Table 4. Performance of the Proposed (ZnO SiO₂)^N Defect Layer (ZnO SiO₂)^N Sensor with Defect Layer Thickness 620 nm.

	fwhm (nm)			FoM (nm per RIU)			quality factor (Qf)			dynamic range (DR)
refractive Index of the mixture	N = 4	N = 6	N = 8	N = 4	N = 6	N = 8	N = 4	N = 6	N = 8	N = 4	N = 6	N = 8
1.3586	0.0615	0.0505	0.0486	5415	6574	6815	7366	8920	9259	1827	2005	2041
1.3548	0.0645	0.0598	0.0476	5178	5552	6962	7016	7525	8804	1781	1840	1988
1.3484	0.0635	0.0615	0.0496	5259	5415	6694	7102	7300	9032	1790	1811	2012
1.3432	0.0625	0.0589	0.0485	5360	5660	6866	7200	7606	8994	1800	1846	2005
1.3381	0.0618	0.0628	0.0483	5437	5321	6907	7265	7118	8842	1806	1784	1986
1.3330	0.0632	0.0565	0.0500	5316	5929	6680	7088	7893	8910	1782	1876	1992

The Quality factor quantifies the sharpness of the resonance peak.
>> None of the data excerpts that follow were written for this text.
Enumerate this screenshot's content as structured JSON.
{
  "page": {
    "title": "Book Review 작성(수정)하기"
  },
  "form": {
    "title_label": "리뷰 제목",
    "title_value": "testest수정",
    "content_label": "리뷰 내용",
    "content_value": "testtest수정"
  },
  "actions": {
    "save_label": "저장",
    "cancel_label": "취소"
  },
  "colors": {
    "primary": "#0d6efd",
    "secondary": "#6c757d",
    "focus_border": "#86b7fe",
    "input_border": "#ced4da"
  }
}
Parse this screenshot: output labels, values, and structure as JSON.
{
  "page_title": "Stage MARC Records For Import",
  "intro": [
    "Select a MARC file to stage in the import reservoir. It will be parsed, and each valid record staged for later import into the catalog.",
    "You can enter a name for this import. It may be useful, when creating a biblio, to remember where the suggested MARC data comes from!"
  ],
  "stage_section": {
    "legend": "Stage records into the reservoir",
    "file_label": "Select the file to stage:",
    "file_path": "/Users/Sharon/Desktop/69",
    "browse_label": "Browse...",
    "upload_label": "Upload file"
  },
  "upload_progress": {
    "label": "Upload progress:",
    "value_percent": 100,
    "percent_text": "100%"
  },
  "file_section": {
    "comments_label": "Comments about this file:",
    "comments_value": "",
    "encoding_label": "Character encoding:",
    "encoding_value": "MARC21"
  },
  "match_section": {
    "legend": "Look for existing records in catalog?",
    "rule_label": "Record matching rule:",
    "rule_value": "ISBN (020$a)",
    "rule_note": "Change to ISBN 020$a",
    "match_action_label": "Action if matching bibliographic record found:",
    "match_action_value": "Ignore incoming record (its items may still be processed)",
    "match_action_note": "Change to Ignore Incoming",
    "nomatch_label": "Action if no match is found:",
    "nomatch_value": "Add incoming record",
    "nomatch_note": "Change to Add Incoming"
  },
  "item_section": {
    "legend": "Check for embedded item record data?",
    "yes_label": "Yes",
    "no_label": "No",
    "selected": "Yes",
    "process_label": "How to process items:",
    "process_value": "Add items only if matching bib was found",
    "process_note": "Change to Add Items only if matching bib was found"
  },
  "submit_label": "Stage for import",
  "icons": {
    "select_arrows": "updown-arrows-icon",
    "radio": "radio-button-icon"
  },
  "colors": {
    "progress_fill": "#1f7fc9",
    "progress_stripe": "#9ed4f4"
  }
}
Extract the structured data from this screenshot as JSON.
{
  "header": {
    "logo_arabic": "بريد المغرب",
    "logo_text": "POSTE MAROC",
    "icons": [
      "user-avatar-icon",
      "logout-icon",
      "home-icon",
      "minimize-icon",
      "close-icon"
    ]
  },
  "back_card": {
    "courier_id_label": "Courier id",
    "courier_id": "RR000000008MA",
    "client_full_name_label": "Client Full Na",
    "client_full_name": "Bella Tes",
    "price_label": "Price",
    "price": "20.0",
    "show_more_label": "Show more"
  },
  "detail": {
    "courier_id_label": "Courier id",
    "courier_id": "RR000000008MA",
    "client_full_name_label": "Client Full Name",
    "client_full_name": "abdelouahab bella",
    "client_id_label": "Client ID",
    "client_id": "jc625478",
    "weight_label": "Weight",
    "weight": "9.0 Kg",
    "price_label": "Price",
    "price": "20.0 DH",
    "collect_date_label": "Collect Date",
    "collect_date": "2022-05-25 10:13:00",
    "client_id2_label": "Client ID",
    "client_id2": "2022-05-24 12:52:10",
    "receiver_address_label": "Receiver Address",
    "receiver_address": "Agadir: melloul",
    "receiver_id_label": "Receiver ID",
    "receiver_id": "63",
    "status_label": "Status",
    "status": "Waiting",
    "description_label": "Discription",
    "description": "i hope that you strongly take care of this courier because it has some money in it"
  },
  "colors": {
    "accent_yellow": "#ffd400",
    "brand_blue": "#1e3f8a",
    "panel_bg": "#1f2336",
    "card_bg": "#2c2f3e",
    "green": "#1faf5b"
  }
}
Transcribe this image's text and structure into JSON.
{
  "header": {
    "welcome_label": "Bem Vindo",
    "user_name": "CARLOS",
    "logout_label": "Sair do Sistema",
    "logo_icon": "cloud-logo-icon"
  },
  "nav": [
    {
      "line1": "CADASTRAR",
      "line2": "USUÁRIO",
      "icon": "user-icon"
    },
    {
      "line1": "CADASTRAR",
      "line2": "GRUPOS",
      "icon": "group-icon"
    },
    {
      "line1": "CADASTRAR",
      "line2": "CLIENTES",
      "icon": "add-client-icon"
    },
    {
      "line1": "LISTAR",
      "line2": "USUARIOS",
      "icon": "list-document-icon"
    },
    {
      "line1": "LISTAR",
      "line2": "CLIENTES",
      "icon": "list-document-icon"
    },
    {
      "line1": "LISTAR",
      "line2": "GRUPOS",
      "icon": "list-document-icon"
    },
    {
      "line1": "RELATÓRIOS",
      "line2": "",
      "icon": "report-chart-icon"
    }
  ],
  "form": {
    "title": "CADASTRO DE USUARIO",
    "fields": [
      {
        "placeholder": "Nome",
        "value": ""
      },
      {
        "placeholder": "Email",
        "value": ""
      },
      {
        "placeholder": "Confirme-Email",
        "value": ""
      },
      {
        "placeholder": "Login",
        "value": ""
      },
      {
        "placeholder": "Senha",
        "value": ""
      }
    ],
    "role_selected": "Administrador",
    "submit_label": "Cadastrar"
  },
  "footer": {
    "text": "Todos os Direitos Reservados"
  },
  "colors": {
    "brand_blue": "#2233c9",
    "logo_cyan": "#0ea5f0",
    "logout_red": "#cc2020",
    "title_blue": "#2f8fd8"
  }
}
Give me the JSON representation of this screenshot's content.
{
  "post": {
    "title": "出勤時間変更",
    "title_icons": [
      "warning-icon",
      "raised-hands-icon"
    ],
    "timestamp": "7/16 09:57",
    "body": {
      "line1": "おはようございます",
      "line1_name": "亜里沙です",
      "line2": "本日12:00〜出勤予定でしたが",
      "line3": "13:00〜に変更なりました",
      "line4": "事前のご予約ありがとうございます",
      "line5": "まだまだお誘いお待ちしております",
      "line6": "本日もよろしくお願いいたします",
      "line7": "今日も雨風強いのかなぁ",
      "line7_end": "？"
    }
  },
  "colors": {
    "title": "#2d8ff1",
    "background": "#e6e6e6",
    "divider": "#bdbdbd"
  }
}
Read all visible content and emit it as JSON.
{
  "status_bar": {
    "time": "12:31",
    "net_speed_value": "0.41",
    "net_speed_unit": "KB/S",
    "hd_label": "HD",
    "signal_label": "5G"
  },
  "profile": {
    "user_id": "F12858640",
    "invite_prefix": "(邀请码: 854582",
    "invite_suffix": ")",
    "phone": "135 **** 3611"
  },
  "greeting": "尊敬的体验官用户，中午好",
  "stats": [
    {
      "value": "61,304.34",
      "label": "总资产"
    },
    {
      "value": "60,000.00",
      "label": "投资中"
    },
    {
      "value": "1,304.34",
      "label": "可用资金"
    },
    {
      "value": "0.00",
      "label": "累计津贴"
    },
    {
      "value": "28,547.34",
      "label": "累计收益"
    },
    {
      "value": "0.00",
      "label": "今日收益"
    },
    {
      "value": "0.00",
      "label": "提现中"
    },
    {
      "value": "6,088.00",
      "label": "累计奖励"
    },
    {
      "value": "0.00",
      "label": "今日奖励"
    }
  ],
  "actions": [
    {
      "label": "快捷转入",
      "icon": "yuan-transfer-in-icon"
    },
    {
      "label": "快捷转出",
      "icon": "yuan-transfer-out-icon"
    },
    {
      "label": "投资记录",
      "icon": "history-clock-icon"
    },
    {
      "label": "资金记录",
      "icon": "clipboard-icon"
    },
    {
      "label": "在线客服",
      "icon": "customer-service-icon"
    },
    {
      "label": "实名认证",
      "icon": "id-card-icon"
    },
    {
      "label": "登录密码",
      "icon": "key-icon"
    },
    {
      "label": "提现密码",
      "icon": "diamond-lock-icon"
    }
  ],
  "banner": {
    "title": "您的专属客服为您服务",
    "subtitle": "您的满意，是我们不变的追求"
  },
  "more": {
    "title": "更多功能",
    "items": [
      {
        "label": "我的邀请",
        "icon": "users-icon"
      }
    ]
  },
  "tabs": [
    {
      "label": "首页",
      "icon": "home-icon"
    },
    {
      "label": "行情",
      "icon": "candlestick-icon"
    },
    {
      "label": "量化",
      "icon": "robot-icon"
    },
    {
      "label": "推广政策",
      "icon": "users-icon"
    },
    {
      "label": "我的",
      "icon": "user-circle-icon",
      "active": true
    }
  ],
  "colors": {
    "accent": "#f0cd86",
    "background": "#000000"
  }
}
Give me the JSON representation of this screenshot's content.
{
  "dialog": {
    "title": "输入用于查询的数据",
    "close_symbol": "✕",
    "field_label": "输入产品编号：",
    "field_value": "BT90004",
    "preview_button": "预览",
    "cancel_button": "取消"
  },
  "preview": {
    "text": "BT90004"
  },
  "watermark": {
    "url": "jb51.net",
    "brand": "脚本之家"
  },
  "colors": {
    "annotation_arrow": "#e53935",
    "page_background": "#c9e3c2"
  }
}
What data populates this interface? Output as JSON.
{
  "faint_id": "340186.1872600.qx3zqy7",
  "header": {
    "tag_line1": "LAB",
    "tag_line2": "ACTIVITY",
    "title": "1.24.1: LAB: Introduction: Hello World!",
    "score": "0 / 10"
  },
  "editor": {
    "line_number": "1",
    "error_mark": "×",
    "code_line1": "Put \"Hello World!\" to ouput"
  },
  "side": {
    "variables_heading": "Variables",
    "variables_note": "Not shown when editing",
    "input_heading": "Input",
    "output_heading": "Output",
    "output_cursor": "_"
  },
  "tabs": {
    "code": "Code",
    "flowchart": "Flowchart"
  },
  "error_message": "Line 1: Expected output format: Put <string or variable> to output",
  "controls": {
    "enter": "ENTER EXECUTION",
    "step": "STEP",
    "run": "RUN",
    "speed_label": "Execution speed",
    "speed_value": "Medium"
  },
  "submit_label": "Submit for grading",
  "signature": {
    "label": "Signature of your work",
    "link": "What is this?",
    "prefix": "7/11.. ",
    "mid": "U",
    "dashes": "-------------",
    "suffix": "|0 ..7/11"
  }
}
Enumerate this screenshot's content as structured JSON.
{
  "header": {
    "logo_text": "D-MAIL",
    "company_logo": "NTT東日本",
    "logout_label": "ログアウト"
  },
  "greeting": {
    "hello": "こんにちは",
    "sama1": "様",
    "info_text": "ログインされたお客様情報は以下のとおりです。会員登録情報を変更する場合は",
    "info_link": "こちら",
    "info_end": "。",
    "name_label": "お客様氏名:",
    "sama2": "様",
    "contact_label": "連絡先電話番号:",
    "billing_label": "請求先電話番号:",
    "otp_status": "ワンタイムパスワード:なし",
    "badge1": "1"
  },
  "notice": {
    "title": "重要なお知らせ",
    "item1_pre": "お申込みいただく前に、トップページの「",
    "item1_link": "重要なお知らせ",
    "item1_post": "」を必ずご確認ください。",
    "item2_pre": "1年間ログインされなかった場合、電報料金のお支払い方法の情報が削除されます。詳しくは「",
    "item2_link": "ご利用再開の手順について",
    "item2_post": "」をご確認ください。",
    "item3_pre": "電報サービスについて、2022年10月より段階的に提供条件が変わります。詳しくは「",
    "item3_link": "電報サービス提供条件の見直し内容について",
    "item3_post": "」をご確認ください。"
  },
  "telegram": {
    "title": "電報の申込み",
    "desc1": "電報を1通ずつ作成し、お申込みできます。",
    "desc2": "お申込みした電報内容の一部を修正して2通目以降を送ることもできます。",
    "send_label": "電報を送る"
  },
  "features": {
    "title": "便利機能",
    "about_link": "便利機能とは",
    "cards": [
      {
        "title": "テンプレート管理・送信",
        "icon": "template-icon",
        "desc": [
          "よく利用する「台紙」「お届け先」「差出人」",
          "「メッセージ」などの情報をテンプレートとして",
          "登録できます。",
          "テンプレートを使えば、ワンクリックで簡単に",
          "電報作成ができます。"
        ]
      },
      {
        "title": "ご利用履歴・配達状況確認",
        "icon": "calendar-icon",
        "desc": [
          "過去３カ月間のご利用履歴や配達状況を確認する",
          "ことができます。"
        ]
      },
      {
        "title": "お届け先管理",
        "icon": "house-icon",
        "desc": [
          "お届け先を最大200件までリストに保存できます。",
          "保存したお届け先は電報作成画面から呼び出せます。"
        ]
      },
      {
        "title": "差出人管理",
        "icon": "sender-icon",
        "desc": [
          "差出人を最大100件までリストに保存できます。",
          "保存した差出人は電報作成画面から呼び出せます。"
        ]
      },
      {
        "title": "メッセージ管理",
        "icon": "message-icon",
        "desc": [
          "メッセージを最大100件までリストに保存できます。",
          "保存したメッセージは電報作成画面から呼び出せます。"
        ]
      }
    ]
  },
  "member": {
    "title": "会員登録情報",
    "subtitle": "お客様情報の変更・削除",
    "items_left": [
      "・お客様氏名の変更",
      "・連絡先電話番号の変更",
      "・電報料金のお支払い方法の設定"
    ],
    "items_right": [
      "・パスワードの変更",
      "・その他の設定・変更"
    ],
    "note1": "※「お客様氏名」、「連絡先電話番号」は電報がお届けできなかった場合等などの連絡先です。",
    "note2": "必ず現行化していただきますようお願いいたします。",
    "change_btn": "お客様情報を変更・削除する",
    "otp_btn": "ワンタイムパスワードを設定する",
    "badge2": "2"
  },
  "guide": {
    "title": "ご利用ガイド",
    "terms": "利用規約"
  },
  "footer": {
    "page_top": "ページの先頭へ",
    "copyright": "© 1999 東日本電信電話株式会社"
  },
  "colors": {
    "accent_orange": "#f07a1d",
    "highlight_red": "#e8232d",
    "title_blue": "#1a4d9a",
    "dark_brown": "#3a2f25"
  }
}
As depicted in Table 4, a higher Quality factor for N = 8 indicates heightened sharpness and selectivity in the sensor’s response near its resonant wavelength. This denotes an increased efficacy in detecting impurity levels with minimal changes in the refractive index. Moreover, at N = 8, a higher dynamic range is evident, suggesting the sensor’s ability to function across a wide range of signal levels and detect weak signals, even amid substantial variations in the input signal.

7. Conclusions

In this paper, the design and analysis of a one-dimensional photonic crystal sensor (ZnO SiO₂)^N Defect layer (ZnO SiO₂)^N are aimed to detect impurities in acetone–water mixtures by monitoring minute refractive index variations. Employing the transfer matrix method, the investigation delves into transmittance concerning impurity levels, considering fluctuations in defect layer thickness, periodicity, and impurity concentrations. Simulation outcomes validate the efficacy of the proposed sensor design, showcasing optimized parameters: ZnO and SiO₂ layer thicknesses of 52 and 72 nm, defect layer thickness of 620 nm, and N = 8. This configuration exhibits exceptional quality and efficacy in discerning the purity levels of acetone–water mixtures. The research findings bear substantial implications for propelling advancements in photonic sensors, particularly within the chemical industry and various related applications.

The authors declare no competing financial interest.